Carmen threw her cigarette out the window and grabbed my hand.
“Who, Eddie Vedder? I get you. I have since the second we met, forever ago. You look like this girl, but inside you’re poetic and deep and full of pain and hope, and you’d fight to the death for anyone that’s lucky enough to know your love. You’re everything good in the world, and I get you, I see your soul through your baby blue eyes. You’re my girl, and I’d die without you. When I get home from ‘camp’ I’m going to get my shit together, I promise. I won’t drag you to a different show every night after work. We’ll do normal stuff; we’ll do what normal girls do. What do they do?” Then we started laughing.

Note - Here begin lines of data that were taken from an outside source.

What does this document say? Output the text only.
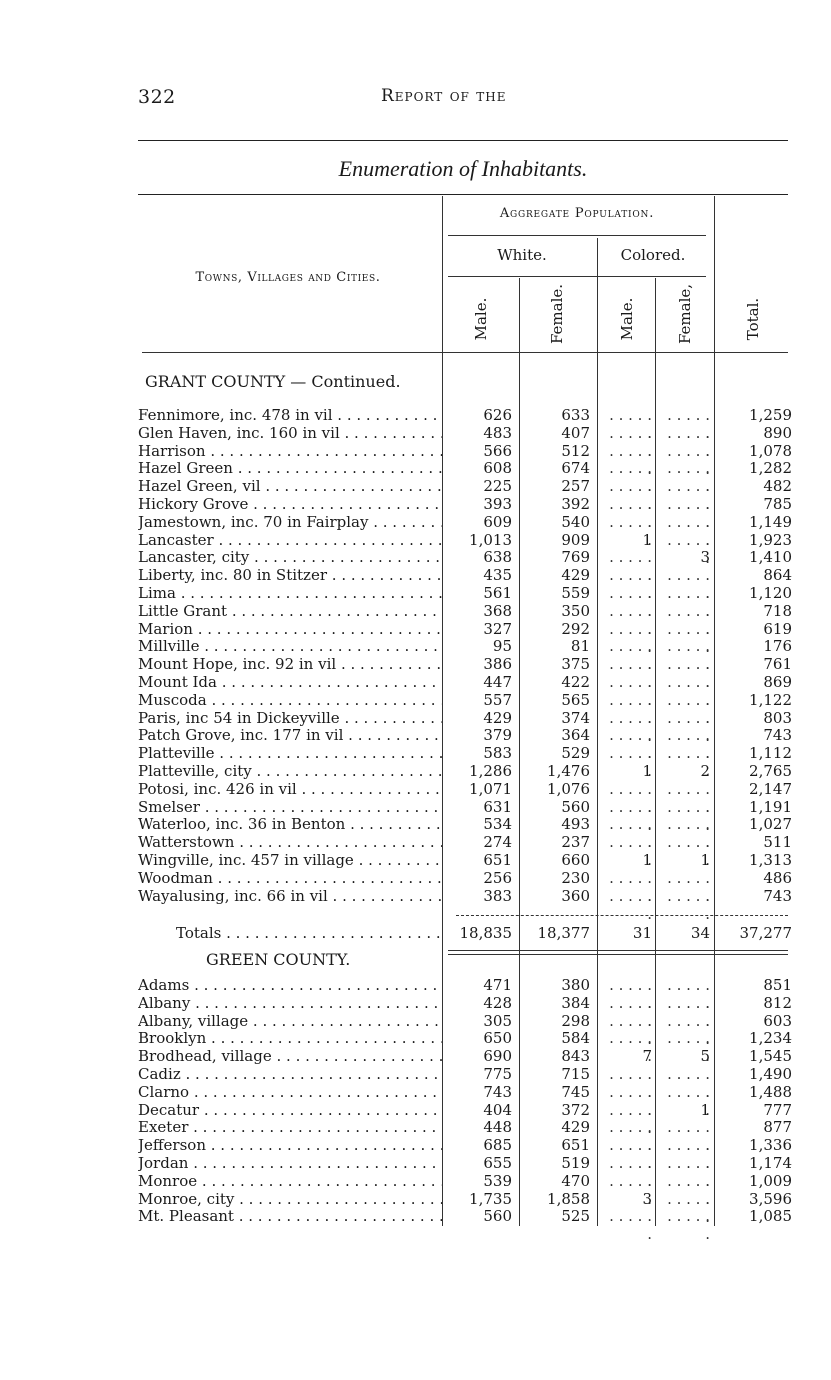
322	Report of the
Enumeration of Inhabitants.
Aggregate Population.
White.	Colored.
Towns, Villages and Cities.
Male.	Female.	Male.	Female,	Total.
GRANT COUNTY — Continued.
Fennimore, inc. 478 in vil . . .	626	633 . . . . . .	1,259
Glen Haven, inc. 160 in vil . . .	483	407 . . . . . .	890
Harrison . . .	566	512 . . . . . .	1,078
Hazel Green . . .	608	674 . . . . . .	1,282
Hazel Green, vil . . .	225	257 . . . . . .	482
Hickory Grove . . .	393	392 . . . . . .	785
Jamestown, inc. 70 in Fairplay . . .	609	540 . . . . . .	1,149
Lancaster . . .	1,013	909	1 . . .	1,923
Lancaster, city . . .	638	769 . . .	3	1,410
Liberty, inc. 80 in Stitzer . . .	435	429 . . . . . .	864
Lima . . .	561	559 . . . . . .	1,120
Little Grant . . .	368	350 . . . . . .	718
Marion . . .	327	292 . . . . . .	619
Millville . . .	95	81 . . . . . .	176
Mount Hope, inc. 92 in vil . . .	386	375 . . . . . .	761
Mount Ida . . .	447	422 . . . . . .	869
Muscoda . . .	557	565 . . . . . .	1,122
Paris, inc 54 in Dickeyville . . .	429	374 . . . . . .	803
Patch Grove, inc. 177 in vil . . .	379	364 . . . . . .	743
Platteville . . .	583	529 . . . . . .	1,112
Platteville, city . . .	1,286	1,476	1	2	2,765
Potosi, inc. 426 in vil . . .	1,071	1,076 . . . . . .	2,147
Smelser . . .	631	560 . . . . . .	1,191
Waterloo, inc. 36 in Benton . . .	534	493 . . . . . .	1,027
Watterstown . . .	274	237 . . . . . .	511
Wingville, inc. 457 in village . . .	651	660	1	1	1,313
Woodman . . .	256	230 . . . . . .	486
Wayalusing, inc. 66 in vil . . .	383	360 . . . . . .	743
Totals . . .	18,835	18,377	31	34	37,277
GREEN COUNTY.
Adams . . .	471	380 . . . . . .	851
Albany . . .	428	384 . . . . . .	812
Albany, village . . .	305	298 . . . . . .	603
Brooklyn . . .	650	584 . . . . . .	1,234
Brodhead, village . . .	690	843	7	5	1,545
Cadiz . . .	775	715 . . . . . .	1,490
Clarno . . .	743	745 . . . . . .	1,488
Decatur . . .	404	372 . . .	1	777
Exeter . . .	448	429 . . . . . .	877
Jefferson . . .	685	651 . . . . . .	1,336
Jordan . . .	655	519 . . . . . .	1,174
Monroe . . .	539	470 . . . . . .	1,009
Monroe, city . . .	1,735	1,858	3 . . .	3,596
Mt. Pleasant . . .	560	525 . . . . . .	1,085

Jumping out of the car in my work skirt, pearls, and blouse, I gave her a hug and told her to catch up on some reading or something, and I’d pick her up in a week.
“Look outside; you’re right by the water. At least it’s pretty. Remember, pretend you’re going to camp,” I said. I tried to be breezy, to ease Carmen’s pain, but inside, my heart was broken. I prayed that somehow this would be the wake-up call she needed and that Carmen would quit choosing trouble and start doing all the things we’d always talked about, like going back to school.
When I arrived at work, my friend Mark, the bartender, made me an iced mocha. I walked across the shiny floor to join everyone who worked at Cucina for a monthly staff meeting. Thoma was in the front of the room where he belonged, telling people to bring as much of themselves to work as possible.